Amplifying community voices, learning from neighborhood stories, and interrupting narratives of erasure in Seattle's Central District.
Gary Hammon2.JPG

Working Community

Photo by Inye Wokoma

Photo by Inye Wokoma

Gary was born and raised on 28th Ave South, in the Central Area. He took up the tenor saxophone while a junior at Garfield High School, played in clubs all over the Central District, and went on to join the first cohort of black jazz students allowed admission to the New England Convervatory, in 1969. He came back to Seattle fifteen years ago to care for his aging mother, who still lives in the home on 28th Ave South, where Gary grew up. He teaches jazz at Ballard High School, and he shops at the Red Apple every day. 

Gary Hammon

Everything was right there in our community. Even like when we were kids. There was a movie theater over there. I could walk up Jackson Street, and we had our barbershops, we had our own soul food cuisines. Jesse's store on 28th and Jackson was just one example.

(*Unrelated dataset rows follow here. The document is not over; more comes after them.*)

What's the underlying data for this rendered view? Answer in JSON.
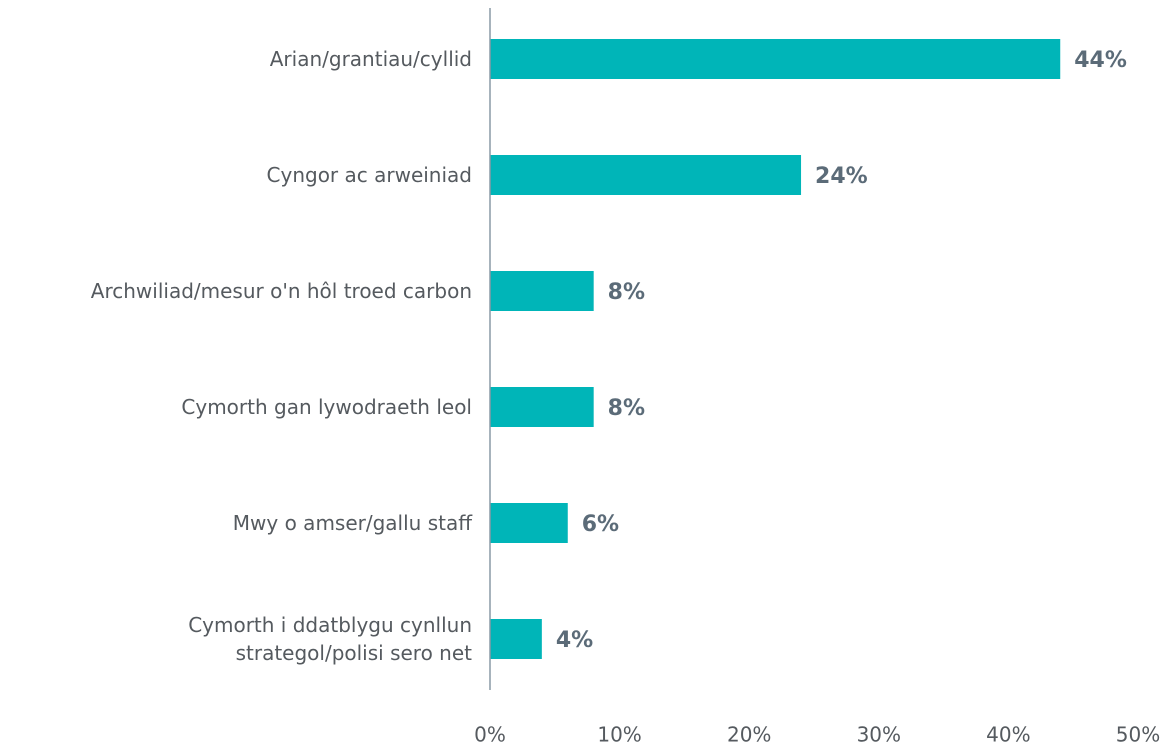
{
  "chart_data": {
    "type": "hbar",
    "categories": [
      "Arian/grantiau/cyllid",
      "Cyngor ac arweiniad",
      "Archwiliad/mesur o'n hôl troed carbon",
      "Cymorth gan lywodraeth leol",
      "Mwy o amser/gallu staff",
      "Cymorth i ddatblygu cynllun\nstrategol/polisi sero net"
    ],
    "values": [
      44,
      24,
      8,
      8,
      6,
      4
    ],
    "value_labels": [
      "44%",
      "24%",
      "8%",
      "8%",
      "6%",
      "4%"
    ],
    "color": "#00b5b8",
    "xlim": [
      0,
      50
    ],
    "xticks": [
      {
        "value": 0,
        "label": "0%"
      },
      {
        "value": 10,
        "label": "10%"
      },
      {
        "value": 20,
        "label": "20%"
      },
      {
        "value": 30,
        "label": "30%"
      },
      {
        "value": 40,
        "label": "40%"
      },
      {
        "value": 50,
        "label": "50%"
      }
    ]
  }
}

People that worked at Todd shipyard, that worked at Bethlehem Steel, worked for Boeing, worked for Sears, worked for all these great companies,  could send their children in, and they knew everybody in the neighborhood, and if you needed meat, or you needed something, you signed credit, and they knew who you were, and they knew that they were going to get their money. It was actually a working community.